Abstract

Phillip Bell is a volunteer, tribal leader, and instrumental voice in the Coharie Tribe. After traveling around the country working as an inspector and ecology program coordinator for the United States Department of Agriculture, he retired in 2012 and moved back to Sampson County, NC, to reconnect more deeply with the tribal community. Asked by Greg Jacobs, the tribal administrator, to sit in on a forestry meeting, Phillip sparked a conversation about cleaning up and revitalizing the river. He has been using his ecology expertise, tireless work ethic, and passion for the Coharie people to champion the Great Coharie River Initiative ever since. I sat down to talk with him about his story and his efforts.

Highlights

On the River

“For our generation, for my day and all, this was our home. This is our river. This is where we fished, where we hunted, this is where – someone mentioned this morning – our recreation department. I guess this was our cornerstone, yeah, to say the least. Because we’re an agricultural group – I mean, you know, the Coharie Indians have always been, historically, agricultural. I mean, things are changing now. People are various jobs – teachers and administrators and business-holders and very few are farmers or have gardens anymore, and so we have this community gardens program here for our folks. And because the river is in the situation that it’s in, we don’t have people that go and utilize it like they did back in ‘53.”

“I remember as a young boy – well I was a teenage boy – we used to back our trucks up to the river and we would – we would sit here and the river was right there and we could fish right there.  Now you can’t get within 200 yards of that point because it’s flooded, because of the beaver backup and the water and all.
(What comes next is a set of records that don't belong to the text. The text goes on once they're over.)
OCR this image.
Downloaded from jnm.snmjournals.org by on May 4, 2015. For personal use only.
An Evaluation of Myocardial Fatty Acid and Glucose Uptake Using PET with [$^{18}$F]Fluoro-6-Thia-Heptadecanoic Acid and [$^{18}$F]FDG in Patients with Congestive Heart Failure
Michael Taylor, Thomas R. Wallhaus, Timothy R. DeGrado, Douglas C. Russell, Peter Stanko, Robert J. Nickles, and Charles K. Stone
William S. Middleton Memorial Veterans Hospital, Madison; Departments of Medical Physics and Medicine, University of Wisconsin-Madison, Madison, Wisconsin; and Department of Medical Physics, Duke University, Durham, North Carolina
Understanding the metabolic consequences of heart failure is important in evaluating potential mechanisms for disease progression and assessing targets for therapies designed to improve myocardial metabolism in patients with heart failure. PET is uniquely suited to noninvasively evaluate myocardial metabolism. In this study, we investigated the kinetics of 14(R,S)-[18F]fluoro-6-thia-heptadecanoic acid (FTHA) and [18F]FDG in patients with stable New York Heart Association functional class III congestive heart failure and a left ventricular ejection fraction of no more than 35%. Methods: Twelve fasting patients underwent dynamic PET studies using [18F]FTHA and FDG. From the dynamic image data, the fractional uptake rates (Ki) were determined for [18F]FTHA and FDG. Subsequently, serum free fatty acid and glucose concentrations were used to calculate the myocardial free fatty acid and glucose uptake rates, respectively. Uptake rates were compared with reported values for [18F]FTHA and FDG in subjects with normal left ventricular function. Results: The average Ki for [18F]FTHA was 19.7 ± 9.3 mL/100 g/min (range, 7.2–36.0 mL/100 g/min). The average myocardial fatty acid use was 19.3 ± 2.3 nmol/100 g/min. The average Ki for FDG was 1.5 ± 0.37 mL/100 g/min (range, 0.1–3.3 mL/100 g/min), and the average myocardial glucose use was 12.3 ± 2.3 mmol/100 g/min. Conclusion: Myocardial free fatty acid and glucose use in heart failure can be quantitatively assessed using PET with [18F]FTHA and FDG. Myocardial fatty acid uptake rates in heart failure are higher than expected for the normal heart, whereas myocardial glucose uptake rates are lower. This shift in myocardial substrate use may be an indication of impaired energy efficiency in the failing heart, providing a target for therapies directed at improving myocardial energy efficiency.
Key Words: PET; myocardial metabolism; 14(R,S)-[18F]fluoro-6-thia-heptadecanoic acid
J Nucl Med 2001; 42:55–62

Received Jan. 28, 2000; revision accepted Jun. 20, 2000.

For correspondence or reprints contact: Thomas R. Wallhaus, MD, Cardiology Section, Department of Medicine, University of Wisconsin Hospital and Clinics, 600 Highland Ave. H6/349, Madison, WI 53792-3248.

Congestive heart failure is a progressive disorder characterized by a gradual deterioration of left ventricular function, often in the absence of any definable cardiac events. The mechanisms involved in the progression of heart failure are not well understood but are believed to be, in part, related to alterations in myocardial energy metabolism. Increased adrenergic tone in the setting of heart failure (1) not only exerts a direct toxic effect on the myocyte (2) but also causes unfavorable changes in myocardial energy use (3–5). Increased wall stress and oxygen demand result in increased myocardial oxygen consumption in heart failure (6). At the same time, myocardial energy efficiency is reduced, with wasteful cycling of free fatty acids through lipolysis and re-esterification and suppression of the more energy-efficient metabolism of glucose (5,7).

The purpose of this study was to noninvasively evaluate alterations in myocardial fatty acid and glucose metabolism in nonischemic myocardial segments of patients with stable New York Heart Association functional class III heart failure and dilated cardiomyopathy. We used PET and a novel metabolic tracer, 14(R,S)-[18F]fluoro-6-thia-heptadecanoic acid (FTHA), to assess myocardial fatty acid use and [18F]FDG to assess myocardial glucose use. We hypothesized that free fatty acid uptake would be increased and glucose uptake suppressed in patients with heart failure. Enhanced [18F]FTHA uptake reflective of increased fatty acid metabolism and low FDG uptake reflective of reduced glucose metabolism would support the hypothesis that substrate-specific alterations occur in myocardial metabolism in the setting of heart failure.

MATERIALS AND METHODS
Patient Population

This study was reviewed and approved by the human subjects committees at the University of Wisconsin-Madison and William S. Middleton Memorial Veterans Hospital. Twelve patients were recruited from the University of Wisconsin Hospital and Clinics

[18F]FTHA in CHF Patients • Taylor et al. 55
And I don’t know if I’d want to eat the fish out there or not because of all the crap that’s in the water. But places like that that we could enjoy, that people could be using, we can’t now and uh to me from where I sit, and for a lot of people in our community, it’s a travesty.”

On the River and Healing

“There was another instance, another young man – and then I’ll stop because I could just go on all day – and this young man who came from a troubled background. His mother was killed; his mother shot his daddy when he was trying to cut her throat with a butter knife. And after his daddy was gone, this little boy went through all kinds of problems. You know, drugs, and just mental issues. Anyhow, when we cleaned out the river this past winter, when it was so cold, you’d see him and others in the community down in the river, and you’d think he was down there smoking pot or something because it was cold as crap. I wouldn’t be out there. But anyway. He was here talking to the tribal administrator one day and the tribal administrator was asking him, he said, man, what are you doing down by the river? Have y’all found gold by the river? And he said no, Mr. Jacobs, I’ve found myself. Well since then, this young fella has teamed up with our drummers. When you see him, you can talk to him. When you used to see him, he’d shy away from you and he wouldn’t look you in the eye. You’d think, has this young man gone crazy? Now, he acts like a good young man. He’ll come to my house to borrow kayaks to go down the river and it’s always Mr. Bell. I mean, just as nice a young man as you could ask for. Now, you tell me where that came from. It didn’t come from a therapy or a therapy session, it didn’t come from him talking to somebody at the school; it was the power of the river.”

On the Recovery Project

“We’ve got an opportunity with the Mountain-to-the-Sea Trail that’s in place now. And with that, the Appalachian Mountains… Back in ’84, I was out in California, working on a emergency program, but anyway. I was watching television, they were advertising for houses out in Cary, North Carolina. This was in California. And I came home and I told my wife, you know, I said, we’re the next California. Think of California, it’s got two things: it’s got the mountains and the sea. We’ve got the same thing, we’ve got the mountains and the sea. Only thing we don’t have is the earthquakes to go along with it. We’ve got green grass and the greenery to go along with it. So everybody is coming here. So what greater showcase can you have than the river here? And that’s what they’re doing with the Mountains-to-the-Sea Trail, and that’s what it does, it gives people the opportunity to walk and exercise and see North Carolina.”

“The first time we went in the river cleaning, we had them drum group with us. Them boys, there’s about 12-15 of them. And one of them had written a new song, and he was in the water beating with what he called a beaver stick. We got to a point where we would take out and we were all just standing around, and he started pounding in the water. Well, another one grabbed a stick and he started pounding. Well, directly, the whole group was there, pounding in the water. Well, they started singing that song, pounding in the water, singing – I have goosebumps right now. Literal, goosebumps on my face and my ears, oh my God, and I told those boys, you have awakened the spirits right here because that was amazing. Well, I was in a meeting with a man a couple weeks later, well, maybe a month later. He was telling – he was in the river – and he could hear this chanting. And he said the more they chanted, the more they could hear the spirits coming through the river. He said it was awesome. And it was. It was just something that you’d have to experience to see.”